Appendix B: Appendix: Coding Style Guidelines
B.1 Why Style Matters
Consistent code style makes your work:
- Easier to read (for you and collaborators)
- Easier to debug (clean structure reveals problems quickly)
- Easier to maintain (future you will thank present you)
This appendix summarizes the tidyverse style guide based on R4DS Workflow: Style.
B.2 File Naming
- Use lowercase, descriptive names, and hyphens (not spaces).
- Good:
data-cleaning.R,plot-analysis.R - Bad:
Data Cleaning.R,final.R
B.3 Object Naming
- Use snake_case for variable and function names.
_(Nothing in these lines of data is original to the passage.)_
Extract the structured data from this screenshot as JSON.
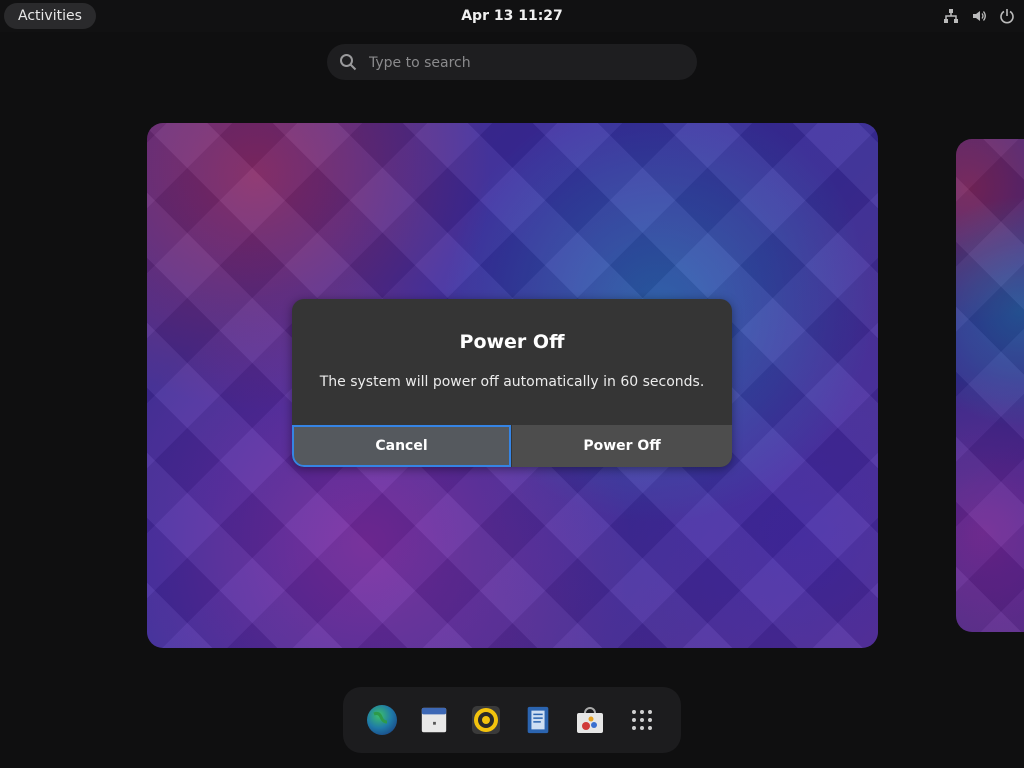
{
  "topbar": {
    "activities_label": "Activities",
    "clock": "Apr 13  11:27",
    "tray_icons": [
      "network-icon",
      "volume-icon",
      "power-icon"
    ]
  },
  "search": {
    "placeholder": "Type to search"
  },
  "dialog": {
    "title": "Power Off",
    "message": "The system will power off automatically in 60 seconds.",
    "cancel_label": "Cancel",
    "confirm_label": "Power Off"
  },
  "dash": {
    "apps": [
      "web-browser-icon",
      "calendar-icon",
      "music-player-icon",
      "text-editor-icon",
      "software-store-icon",
      "show-apps-icon"
    ]
  },
  "colors": {
    "accent": "#3584e4",
    "dialog_bg": "#353535"
  }
}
- Be descriptive, not cryptic.
B.4 Spaces and Indentation
- Use two spaces for indentation.
- Always put a space after commas and around operators.
B.5 Long Lines
- Keep lines under 80 characters.
- Use line breaks for long function calls.
mpg |>
filter(cyl == 4, hwy > 30) |>
arrange(desc(hwy))B.6 Function Formatting
- Use consistent curly brace placement.
# Good
my_function <- function(x) {
x + 1
}
# Bad
my_function <- function(x){
x+1}B.7 Commenting Code
- Write comments to explain why, not what.
- Use
#for inline comments.
B.8 Piping
- Each step in a pipeline goes on a new line.
- Use the pipe
|>to connect transformations.
B.9 Tidyverse Style Summary
- Use
|>for pipelines, snake_case for names - Indent two spaces per level
- Avoid deeply nested code — break into steps
- Write clear, short, and well-commented code
B.10 In-Class Exercise
- Take a messy R script (provided in class).
- Reformat it to follow these style guidelines.
- Compare before vs. after readability.
B.11 Conclusion
Good code style is not just aesthetic — it improves reproducibility and collaboration.
Follow these conventions for all homework and projects in this course.